Table of Contents

  • Introduction
  • Administrator
    · Introduction
    · Directories
    · Installing
    · Configuring
    · New profile wizard
    · Unleash the crawler
    · Logs
    · Advanced profile configuration
  • User
  • Appendix
  • Unleash the crawler
    Select the Crawlers tab at the top of the page to enter the Crawler Control page. From this page, you can start and stop crawlers, and view their current status. First on the page is a list of crawlers ready to start, below this is the list of active crawlers.

    • At this point your test profile should be in the list of ready crawlers. Select Launch Now to start a crawler.

    • Now, your profile should appear in the list of "Active Crawlers" with the status "starting up". Click Reload on your browser to update this information.

    • After a while (Click Reload a few times, every few seconds) the status of your crawler will change to "Running!" and another few options will appear.
      If this does not happen within a few seconds, something has probably gone wrong. The most likely cause is that Pike failed to start. Check:

      • That you have specified the correct Engine home location path in the Intraseek Module Configuration.

      • Challenger's log (logs/debug/default.1), for any hints about what went wrong.

      If you find the error, click Zap! to return the crawler to the "Ready to launch" list.

    • If all went well, the crawler is now running. You can select either View status to see a summary of the progress, or View log to see a more verbose log.

      • If you select Zap!, the crawler will be killed by force, and the entire data gathering aborted. The crawler will then be "Ready to launch" again, and none of the information gathered will be used. (The temporary files will also be deleted)

      • If you select Halt! the crawler will instead be stopped. It will then save all its information to the data bases, and also save a freeze-file (ID.scheduler_freeze.is) so that the data-gathering can be continued. It will say "Halting... (saving)" in the status box, and then "Halted" when everything has been saved.

    Afterwards
    When the crawler has finished running, and indexed all the available web pages, two data bases with the names "n.ID.pages.yabu" and "n.ID.index.yabu", and a flag-file "ID.new.flag" will have been created. (where ID is the name of the profile)

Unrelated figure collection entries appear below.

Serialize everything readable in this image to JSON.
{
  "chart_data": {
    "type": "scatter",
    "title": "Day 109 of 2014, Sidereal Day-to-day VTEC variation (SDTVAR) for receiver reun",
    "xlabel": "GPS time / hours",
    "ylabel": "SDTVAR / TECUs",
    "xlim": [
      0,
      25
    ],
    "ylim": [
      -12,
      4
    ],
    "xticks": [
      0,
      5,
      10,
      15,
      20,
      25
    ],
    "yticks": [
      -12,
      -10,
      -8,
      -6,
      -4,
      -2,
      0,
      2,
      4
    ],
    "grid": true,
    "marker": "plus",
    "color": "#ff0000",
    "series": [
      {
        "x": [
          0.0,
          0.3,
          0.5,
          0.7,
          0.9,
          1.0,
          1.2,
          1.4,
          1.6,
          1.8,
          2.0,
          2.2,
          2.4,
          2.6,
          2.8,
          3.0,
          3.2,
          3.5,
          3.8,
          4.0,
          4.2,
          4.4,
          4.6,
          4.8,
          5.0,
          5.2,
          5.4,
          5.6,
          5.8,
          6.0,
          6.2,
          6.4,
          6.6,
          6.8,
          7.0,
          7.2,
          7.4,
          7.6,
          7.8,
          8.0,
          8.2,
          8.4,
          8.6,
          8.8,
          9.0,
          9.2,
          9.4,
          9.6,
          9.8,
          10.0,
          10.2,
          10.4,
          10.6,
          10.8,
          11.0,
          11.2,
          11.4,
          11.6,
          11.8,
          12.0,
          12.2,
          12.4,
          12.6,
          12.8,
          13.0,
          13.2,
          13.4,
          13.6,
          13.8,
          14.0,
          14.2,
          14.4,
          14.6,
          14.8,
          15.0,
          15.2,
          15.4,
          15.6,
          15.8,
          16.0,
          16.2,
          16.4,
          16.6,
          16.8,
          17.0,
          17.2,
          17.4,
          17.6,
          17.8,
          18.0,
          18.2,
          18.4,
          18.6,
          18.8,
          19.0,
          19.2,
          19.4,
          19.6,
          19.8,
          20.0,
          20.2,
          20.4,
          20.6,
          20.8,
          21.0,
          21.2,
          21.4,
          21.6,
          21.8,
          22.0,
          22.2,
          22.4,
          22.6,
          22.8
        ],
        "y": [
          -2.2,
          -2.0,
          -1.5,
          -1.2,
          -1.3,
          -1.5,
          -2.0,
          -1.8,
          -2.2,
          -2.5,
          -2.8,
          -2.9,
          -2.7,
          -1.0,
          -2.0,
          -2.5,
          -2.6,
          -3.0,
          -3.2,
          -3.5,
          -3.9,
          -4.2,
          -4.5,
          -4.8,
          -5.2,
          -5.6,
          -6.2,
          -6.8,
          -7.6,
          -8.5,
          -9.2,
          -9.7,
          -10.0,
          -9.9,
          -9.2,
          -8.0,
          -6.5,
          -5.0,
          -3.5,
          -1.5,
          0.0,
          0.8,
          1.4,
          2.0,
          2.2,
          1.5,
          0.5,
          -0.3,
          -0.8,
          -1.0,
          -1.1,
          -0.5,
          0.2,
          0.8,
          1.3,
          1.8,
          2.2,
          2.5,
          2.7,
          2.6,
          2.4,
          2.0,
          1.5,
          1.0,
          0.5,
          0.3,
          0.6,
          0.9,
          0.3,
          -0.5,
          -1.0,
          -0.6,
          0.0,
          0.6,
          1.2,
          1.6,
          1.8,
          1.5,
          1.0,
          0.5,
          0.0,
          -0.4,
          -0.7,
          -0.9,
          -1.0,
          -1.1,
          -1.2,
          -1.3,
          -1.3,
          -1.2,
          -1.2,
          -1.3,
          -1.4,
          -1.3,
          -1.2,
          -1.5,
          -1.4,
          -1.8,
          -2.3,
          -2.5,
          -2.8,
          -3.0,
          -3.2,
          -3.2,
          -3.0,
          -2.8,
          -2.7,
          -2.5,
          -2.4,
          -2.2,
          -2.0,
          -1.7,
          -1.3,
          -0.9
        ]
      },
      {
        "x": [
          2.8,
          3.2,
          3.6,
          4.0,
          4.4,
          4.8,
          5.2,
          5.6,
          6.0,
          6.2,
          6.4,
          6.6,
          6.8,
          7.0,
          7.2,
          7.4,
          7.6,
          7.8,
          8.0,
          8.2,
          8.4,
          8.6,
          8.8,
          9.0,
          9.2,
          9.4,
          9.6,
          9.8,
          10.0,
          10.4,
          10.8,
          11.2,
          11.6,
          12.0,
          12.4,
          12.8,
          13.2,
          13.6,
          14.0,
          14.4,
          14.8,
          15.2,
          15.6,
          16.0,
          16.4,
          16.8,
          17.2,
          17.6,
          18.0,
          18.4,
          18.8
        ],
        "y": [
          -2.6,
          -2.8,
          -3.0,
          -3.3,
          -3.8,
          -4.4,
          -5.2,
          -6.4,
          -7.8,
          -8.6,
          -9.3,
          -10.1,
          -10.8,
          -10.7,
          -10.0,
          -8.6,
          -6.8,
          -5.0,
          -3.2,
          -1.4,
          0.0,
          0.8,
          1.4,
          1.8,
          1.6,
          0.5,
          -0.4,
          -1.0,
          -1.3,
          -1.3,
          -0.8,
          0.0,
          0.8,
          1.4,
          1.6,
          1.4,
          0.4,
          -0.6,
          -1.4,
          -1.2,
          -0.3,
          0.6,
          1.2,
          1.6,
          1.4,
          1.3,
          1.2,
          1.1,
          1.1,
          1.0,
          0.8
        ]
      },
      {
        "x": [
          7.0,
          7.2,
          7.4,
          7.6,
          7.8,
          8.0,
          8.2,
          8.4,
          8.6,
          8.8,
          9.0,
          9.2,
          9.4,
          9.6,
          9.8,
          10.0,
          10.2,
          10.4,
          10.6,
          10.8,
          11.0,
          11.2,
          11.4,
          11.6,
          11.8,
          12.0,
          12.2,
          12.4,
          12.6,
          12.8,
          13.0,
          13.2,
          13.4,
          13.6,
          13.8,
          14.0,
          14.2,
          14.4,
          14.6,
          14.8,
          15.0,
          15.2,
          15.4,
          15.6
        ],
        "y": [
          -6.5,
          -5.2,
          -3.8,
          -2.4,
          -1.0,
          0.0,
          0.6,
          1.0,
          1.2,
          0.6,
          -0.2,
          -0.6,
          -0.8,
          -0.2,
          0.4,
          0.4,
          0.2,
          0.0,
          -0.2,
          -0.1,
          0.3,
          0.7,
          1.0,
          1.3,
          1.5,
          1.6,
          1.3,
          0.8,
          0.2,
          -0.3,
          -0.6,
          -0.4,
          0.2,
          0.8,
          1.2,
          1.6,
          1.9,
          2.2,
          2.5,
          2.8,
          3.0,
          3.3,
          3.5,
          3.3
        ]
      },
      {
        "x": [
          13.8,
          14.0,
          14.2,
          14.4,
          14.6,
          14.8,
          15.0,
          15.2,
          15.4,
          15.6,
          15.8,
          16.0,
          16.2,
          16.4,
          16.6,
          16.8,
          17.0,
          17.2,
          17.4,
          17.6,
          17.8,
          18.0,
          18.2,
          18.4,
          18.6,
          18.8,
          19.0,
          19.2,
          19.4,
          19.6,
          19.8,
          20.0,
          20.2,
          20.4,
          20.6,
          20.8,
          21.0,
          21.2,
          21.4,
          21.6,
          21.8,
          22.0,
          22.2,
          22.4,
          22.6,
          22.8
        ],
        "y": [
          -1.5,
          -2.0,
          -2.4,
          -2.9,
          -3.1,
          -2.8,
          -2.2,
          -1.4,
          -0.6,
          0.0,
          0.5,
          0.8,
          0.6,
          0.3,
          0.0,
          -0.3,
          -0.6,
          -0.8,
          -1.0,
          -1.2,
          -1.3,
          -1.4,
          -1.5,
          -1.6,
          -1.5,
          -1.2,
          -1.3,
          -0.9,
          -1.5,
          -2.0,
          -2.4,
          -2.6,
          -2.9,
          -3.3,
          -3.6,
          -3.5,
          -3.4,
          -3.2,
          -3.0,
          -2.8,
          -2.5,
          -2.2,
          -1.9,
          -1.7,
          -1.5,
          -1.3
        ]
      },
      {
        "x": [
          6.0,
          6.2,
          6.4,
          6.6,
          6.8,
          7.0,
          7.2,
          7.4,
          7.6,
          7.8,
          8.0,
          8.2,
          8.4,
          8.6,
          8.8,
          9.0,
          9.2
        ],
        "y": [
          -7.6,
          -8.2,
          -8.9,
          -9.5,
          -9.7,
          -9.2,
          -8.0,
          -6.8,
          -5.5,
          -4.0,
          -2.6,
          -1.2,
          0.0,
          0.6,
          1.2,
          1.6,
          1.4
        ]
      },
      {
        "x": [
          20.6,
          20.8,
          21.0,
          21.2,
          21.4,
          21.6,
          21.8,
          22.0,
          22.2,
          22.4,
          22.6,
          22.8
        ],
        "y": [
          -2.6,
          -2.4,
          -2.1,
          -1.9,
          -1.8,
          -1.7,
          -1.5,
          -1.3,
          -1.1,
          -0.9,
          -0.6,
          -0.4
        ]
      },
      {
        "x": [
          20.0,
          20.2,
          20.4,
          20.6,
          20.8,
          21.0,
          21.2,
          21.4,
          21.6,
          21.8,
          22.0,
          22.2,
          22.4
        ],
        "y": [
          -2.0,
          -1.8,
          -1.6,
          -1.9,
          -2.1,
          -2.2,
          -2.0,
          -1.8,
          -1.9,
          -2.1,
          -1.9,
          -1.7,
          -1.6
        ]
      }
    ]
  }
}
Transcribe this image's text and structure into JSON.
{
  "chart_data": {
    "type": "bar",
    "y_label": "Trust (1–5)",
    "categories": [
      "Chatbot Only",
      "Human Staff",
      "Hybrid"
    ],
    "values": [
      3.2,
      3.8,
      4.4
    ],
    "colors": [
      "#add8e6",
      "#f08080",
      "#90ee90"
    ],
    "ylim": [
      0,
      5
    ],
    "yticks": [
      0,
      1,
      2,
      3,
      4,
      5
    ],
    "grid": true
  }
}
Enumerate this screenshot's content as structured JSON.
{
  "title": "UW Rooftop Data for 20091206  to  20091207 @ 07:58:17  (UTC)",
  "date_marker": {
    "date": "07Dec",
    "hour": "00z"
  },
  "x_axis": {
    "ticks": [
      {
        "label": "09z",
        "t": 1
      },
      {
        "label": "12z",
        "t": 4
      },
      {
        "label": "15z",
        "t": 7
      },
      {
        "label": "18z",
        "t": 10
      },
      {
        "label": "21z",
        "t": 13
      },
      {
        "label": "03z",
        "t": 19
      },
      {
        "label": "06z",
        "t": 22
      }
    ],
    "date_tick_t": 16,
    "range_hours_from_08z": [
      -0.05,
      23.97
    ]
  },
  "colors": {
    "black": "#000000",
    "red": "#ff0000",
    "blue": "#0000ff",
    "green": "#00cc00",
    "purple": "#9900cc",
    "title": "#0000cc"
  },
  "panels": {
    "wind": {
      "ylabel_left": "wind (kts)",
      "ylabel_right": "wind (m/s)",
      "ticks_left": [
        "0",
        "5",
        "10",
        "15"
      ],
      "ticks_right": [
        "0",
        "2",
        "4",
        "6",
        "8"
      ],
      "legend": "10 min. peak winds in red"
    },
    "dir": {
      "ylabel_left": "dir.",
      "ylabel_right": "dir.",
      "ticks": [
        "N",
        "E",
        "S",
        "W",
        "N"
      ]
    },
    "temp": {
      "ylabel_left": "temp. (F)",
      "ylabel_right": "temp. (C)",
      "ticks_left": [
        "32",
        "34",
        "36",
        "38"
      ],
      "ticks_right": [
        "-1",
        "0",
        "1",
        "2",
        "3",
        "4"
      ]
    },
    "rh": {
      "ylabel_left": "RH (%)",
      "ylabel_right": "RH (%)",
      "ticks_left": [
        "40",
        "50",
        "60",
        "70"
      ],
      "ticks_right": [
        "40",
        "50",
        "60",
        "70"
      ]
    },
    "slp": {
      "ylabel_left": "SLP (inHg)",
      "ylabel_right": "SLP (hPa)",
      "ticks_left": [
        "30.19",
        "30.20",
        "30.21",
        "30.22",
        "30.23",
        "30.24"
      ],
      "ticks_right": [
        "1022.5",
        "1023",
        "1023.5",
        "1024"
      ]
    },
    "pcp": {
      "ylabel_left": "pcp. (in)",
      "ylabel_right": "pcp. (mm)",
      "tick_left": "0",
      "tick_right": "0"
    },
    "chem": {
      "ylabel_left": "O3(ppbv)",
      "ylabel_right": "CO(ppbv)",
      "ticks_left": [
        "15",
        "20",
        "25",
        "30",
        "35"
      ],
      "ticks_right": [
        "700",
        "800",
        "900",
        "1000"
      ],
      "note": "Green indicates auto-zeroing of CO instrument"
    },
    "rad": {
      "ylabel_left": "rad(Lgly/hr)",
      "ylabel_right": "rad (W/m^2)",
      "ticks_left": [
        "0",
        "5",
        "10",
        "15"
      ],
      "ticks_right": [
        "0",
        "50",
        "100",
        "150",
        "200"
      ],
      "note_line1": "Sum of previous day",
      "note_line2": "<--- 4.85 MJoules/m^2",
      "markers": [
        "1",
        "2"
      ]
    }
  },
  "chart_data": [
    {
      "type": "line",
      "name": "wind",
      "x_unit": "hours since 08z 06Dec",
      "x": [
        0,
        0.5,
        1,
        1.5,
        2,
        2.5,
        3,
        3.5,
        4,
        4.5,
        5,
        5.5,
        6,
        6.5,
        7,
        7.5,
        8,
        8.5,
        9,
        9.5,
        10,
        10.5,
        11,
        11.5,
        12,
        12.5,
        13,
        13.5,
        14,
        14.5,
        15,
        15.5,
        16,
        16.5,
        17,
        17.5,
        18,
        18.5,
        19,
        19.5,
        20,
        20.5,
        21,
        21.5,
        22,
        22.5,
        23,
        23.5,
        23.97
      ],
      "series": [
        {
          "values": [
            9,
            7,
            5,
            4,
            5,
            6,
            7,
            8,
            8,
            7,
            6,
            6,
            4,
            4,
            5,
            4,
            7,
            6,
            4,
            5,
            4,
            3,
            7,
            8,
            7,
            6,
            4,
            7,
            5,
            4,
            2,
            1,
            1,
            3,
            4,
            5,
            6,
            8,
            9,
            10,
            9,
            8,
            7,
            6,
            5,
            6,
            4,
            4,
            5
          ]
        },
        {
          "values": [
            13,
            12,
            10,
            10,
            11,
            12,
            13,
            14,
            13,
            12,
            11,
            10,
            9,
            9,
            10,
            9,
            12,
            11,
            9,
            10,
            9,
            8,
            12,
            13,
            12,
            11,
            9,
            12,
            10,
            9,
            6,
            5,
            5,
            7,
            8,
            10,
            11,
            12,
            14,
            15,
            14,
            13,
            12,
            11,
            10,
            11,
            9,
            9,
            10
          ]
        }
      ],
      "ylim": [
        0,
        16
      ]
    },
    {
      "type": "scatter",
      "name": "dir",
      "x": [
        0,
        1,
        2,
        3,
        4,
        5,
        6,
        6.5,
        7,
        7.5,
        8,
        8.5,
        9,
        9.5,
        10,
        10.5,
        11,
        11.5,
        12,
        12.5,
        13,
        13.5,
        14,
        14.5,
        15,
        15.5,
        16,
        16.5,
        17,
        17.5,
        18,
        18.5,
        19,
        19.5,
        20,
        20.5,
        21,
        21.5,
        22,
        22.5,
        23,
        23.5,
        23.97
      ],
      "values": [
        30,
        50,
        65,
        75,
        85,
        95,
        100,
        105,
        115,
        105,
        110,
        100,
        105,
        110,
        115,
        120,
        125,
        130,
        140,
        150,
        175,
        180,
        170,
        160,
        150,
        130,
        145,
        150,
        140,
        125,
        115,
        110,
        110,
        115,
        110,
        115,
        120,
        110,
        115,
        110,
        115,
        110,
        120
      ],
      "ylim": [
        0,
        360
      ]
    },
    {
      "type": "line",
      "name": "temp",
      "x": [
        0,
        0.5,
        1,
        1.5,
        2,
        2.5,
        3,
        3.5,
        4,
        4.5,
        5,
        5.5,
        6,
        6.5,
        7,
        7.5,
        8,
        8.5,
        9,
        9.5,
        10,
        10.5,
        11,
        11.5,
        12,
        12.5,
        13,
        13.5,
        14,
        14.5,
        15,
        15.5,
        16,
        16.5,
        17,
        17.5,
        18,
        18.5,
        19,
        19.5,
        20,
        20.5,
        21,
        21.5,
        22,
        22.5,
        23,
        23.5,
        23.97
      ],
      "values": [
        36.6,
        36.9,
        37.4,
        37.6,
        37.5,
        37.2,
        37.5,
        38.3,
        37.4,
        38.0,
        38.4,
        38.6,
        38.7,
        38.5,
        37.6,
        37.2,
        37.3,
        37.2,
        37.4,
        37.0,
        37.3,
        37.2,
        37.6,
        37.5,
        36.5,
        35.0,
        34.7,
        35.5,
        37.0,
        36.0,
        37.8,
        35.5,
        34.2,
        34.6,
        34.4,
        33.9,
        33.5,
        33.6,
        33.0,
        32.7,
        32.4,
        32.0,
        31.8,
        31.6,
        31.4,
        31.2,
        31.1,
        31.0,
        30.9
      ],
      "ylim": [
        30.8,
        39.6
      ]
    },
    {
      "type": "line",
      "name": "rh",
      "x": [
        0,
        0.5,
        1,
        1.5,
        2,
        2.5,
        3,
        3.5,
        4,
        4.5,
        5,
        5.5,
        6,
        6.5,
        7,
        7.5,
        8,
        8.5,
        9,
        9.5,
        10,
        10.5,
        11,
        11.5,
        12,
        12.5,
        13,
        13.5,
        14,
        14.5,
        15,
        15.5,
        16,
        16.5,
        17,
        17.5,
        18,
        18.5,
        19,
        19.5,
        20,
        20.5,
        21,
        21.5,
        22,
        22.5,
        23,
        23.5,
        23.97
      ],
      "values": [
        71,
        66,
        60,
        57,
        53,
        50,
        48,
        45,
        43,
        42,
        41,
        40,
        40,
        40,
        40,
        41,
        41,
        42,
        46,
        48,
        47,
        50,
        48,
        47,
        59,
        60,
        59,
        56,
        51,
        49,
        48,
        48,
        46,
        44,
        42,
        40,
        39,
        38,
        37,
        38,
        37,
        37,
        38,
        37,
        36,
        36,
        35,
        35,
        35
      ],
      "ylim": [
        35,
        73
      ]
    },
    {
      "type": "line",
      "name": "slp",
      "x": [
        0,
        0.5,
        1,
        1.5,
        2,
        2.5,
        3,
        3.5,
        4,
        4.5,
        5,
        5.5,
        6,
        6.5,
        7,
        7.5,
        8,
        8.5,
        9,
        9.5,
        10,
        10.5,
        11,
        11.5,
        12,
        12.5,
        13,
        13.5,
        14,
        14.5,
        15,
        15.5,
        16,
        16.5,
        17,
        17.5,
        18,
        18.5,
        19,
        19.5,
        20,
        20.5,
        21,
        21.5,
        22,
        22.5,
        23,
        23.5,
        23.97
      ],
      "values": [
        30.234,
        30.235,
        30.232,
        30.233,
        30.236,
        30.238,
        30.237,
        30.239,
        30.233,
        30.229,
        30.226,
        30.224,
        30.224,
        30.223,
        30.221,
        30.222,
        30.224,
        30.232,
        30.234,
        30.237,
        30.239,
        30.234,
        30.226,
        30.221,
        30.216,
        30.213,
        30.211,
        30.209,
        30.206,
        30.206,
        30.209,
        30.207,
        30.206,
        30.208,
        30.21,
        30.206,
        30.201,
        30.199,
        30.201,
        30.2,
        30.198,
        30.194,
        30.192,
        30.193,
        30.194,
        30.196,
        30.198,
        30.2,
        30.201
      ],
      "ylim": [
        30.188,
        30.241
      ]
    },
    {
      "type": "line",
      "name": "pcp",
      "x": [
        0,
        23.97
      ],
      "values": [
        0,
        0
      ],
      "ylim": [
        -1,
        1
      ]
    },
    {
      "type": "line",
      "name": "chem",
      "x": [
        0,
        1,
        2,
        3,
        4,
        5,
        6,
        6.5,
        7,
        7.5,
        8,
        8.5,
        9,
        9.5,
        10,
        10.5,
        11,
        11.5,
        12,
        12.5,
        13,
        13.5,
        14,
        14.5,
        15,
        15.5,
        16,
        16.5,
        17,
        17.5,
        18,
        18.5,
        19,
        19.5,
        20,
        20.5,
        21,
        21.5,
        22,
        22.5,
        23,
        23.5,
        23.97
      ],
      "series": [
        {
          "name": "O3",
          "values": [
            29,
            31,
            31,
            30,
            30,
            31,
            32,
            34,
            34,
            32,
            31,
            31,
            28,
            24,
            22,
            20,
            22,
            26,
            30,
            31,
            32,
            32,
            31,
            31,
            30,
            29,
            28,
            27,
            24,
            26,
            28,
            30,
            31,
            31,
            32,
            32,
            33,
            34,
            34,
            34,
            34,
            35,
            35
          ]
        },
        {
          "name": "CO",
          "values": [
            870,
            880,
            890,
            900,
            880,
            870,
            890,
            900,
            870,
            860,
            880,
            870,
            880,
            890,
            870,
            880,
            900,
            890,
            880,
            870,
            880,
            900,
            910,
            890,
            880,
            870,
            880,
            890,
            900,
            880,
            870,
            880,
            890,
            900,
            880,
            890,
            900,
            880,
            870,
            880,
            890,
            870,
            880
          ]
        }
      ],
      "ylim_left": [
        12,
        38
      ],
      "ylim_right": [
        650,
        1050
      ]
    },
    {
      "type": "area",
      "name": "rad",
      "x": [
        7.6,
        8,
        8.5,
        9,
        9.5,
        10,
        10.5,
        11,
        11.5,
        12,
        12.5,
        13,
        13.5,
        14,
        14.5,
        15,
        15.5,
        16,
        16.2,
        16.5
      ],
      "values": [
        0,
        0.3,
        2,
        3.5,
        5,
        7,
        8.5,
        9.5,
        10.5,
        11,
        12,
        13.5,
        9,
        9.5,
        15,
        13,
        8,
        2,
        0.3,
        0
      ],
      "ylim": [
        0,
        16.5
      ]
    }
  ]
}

    These will be renamed to "a.ID.index.yabu" and "a.ID.pages.yabu" when the search engine finds the flag-file whereupon the flag-file will be deleted and the new data bases used.

    More information on these is to be found in the Storage of Data Bases chapter of the technical documentation.

    You will notice a slight pause the first time you use the new data base. The reason for this is that the IntraSeek module replaces the old data base files with the new ones. This delay can last anywhere from seconds to minutes depending on file system speed and data base size.

    Logs have been generated as well. Select the Logs tab in the configuration interface to see these. The main crawler log tells you how different crawlers have been started and stopped. This log can be cleared by selecting Delete the main log.